The study also identified distinct correlations between parental expectations and the aspirations of the child. This suggests that expectations play a key role in the emergence and development of the child’s future aspirations and, again, this degree of influence requires further study to establish just how impactful or influential expectations can be. Interestingly, this study also found that 81% of the children cited ‘family’ as the sole influence on their future success however, in contrast, the parents cited ‘school’ or the ‘child’ themselves as the main influence on their future success. This indicates a need for parents to appreciate a deeper understanding of the ways a ‘family’ can impact a child’s confidence and their aspirations. My findings align to Bourdieu’s ‘habitus’ theory of cultural roots where family is claimed to be a primary influence on their child’s future.

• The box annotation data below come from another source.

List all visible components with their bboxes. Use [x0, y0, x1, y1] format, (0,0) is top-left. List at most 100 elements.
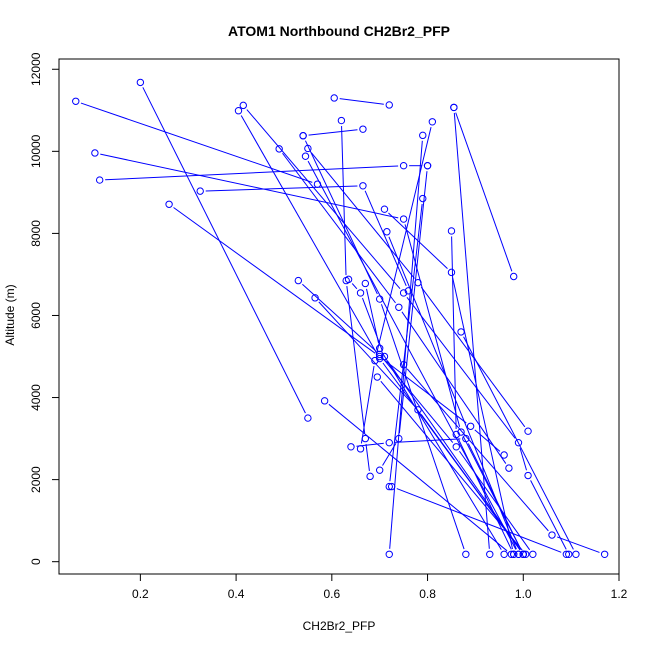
series-line-segment [383, 359, 467, 424]
data-point [385, 101, 393, 109]
series-line-segment [308, 129, 358, 136]
y-tick-label: 6000 [29, 302, 43, 329]
data-point [562, 550, 571, 559]
y-tick-label: 0 [29, 558, 43, 565]
data-point [375, 466, 384, 474]
series-line-segment [451, 236, 457, 429]
series-line-segment [455, 112, 513, 272]
y-tick-label: 12000 [29, 52, 43, 86]
data-point [375, 354, 384, 363]
data-point [500, 550, 508, 559]
series-line-segment [307, 160, 517, 550]
series-line-segment [519, 447, 528, 471]
series-line-segment [452, 277, 514, 550]
data-point [320, 397, 329, 405]
series-line-segment [302, 283, 376, 352]
data-point [359, 182, 367, 190]
data-point [337, 116, 346, 125]
data-point [356, 289, 365, 297]
x-axis: 0.2 0.4 0.6 0.8 1.0 1.2 [132, 573, 628, 601]
series-line-segment [389, 203, 423, 482]
data-point [395, 303, 403, 311]
data-point [383, 228, 391, 236]
series-line-segment [173, 207, 376, 354]
data-point [524, 471, 532, 480]
data-point [361, 279, 370, 288]
data-point [304, 414, 312, 422]
data-point [366, 472, 374, 481]
data-point [239, 101, 247, 110]
data-point [359, 125, 367, 133]
data-point [375, 350, 384, 359]
data-point [371, 356, 379, 365]
data-point [385, 550, 393, 559]
series-line-segment [339, 98, 384, 105]
data-point [294, 276, 303, 285]
series-line-segment [240, 115, 378, 355]
data-point [387, 482, 396, 491]
series-line-segment [406, 368, 549, 532]
series-line-segment [328, 403, 508, 552]
series-line-segment [205, 185, 358, 192]
series-line-segment [364, 190, 407, 287]
data-point [423, 161, 432, 170]
series-line-segment [365, 443, 370, 471]
data-point [428, 118, 437, 126]
data-point [72, 97, 80, 105]
data-point [452, 430, 460, 439]
data-point [452, 443, 460, 451]
x-axis-label: CH2Br2_PFP [303, 619, 376, 633]
data-point [344, 275, 353, 284]
data-point [521, 550, 530, 559]
series-line-segment [346, 285, 366, 434]
data-point [548, 531, 556, 539]
data-point [301, 152, 310, 160]
data-point [375, 352, 384, 361]
data-point [414, 406, 422, 414]
data-point [399, 215, 408, 223]
data-point [565, 550, 573, 559]
y-tick-label: 10000 [29, 134, 43, 168]
x-tick-label: 0.8 [419, 587, 436, 601]
series-line-segment [556, 536, 600, 553]
data-point [500, 451, 508, 459]
series-line-segment [467, 443, 522, 550]
data-point [507, 550, 516, 559]
series-line-segment [463, 336, 574, 550]
series-line-segment [382, 352, 502, 550]
series-line-segment [380, 380, 523, 551]
series-line-segment [246, 109, 401, 290]
series-line-segment [360, 365, 375, 444]
data-point [165, 200, 173, 208]
data-point [196, 187, 204, 195]
x-tick-label: 1.0 [515, 587, 532, 601]
data-point [234, 107, 243, 115]
series-line-segment [366, 288, 379, 344]
data-point [457, 328, 465, 336]
data-point [373, 373, 381, 381]
data-point [462, 434, 470, 443]
series-line-segment [406, 296, 516, 439]
x-tick-label: 1.2 [611, 587, 628, 601]
data-point [447, 227, 456, 235]
data-point [299, 132, 307, 140]
data-point [524, 427, 532, 435]
data-point [347, 443, 355, 451]
series-line-segment [380, 304, 465, 550]
series-line-segment [404, 224, 461, 427]
chart-title: ATOM1 Northbound CH2Br2_PFP [228, 23, 450, 39]
series-layer [72, 78, 609, 559]
data-point [419, 131, 427, 140]
data-point [505, 464, 513, 472]
data-point [466, 422, 475, 430]
data-point [399, 161, 408, 170]
data-point [510, 272, 518, 281]
series-line-segment [351, 283, 358, 290]
series-line-segment [80, 102, 313, 183]
y-tick-label: 4000 [29, 384, 43, 411]
series-line-segment [387, 360, 521, 551]
series-line-segment [318, 301, 415, 407]
series-line-segment [382, 358, 454, 443]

Bourdieu attributes habitus theory to the reason that young people strive to be successful and do what they ‘ought’ to do to gain success and secure upward mobility in society (Bourdieu, 2010, quoted in Hart, 2016, p.330).

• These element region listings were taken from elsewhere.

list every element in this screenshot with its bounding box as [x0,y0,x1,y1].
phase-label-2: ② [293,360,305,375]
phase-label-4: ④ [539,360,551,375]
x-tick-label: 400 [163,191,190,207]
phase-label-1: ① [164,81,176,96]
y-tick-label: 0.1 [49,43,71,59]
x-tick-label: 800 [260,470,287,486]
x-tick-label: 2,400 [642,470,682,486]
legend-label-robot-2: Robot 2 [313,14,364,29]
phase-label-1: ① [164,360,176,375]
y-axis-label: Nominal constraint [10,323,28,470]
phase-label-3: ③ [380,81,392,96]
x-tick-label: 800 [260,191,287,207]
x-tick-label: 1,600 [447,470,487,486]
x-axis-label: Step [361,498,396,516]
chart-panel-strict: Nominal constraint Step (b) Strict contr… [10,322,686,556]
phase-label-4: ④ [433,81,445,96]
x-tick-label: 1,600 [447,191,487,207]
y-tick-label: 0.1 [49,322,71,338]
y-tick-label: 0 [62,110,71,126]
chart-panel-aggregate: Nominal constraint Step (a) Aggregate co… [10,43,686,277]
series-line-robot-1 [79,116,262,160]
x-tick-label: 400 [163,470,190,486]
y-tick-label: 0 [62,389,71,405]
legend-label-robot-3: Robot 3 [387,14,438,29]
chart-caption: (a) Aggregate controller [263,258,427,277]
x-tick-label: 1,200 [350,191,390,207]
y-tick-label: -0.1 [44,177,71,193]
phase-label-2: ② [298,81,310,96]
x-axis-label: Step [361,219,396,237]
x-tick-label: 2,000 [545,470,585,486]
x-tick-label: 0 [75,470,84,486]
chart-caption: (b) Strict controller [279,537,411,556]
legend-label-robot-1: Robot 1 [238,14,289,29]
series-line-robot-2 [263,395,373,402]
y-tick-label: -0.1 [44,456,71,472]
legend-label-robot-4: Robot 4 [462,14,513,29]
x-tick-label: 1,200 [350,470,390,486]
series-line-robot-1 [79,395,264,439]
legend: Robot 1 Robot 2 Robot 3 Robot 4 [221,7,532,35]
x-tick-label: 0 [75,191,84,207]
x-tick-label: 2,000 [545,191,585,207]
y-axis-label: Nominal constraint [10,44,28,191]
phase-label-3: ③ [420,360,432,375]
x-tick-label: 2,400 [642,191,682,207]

A range of factors impacting aspirations must be considered alongside socio-economic status; notably, the children in both schools felt safe in their neighbourhood, were confident in their educational progress, and were all motivated to learn. All the children acknowledged it takes hard work and effort to achieve their chosen aspirations. The wider contextual factors examined in this study were neighbourhood, experience, family lifestyle and the availability of resources such as IT, transport and adequate living expenses were examined in this study but not identified by as an issue and were therefore not considered a notable influence on aspiration in this study.
This study aimed to provide practitioners and educators with insights into the complexities and influences that shape children’s aspirations to enable them to effectively engage and support our next generation of young people to become healthy, thriving, and happy. An increased focus on the more holistic emotional and social wellbeing of our children could help each child reach their individual potential to live a happy and fulfilling life. This research aligns to the views of Zipin et al., (2015) in that aspiration is a complex and social-cultural phenomena that needs understanding on a wider social, cultural, economic, and political context. Hart (2016) insightfully evidences that aspirations are vital to human development but also highlights if we continue to raise aspirations then we need to develop effective strategies to support the pursuit of those raised aspirations. Brown (2010) warns that the continued policy strategy of raising aspirations of children may be creating generations of disappointed young people unable to fulfil their earlier aspirations of university or that ‘dream graduate job’ (Brown, 2010). The researcher hopes that further research will enhance our understanding of a more multi-dimensional view of aspiration to identify strategies and more effective policy intervention that reduces the inequality in wellbeing, health, education and in wider society for our future children.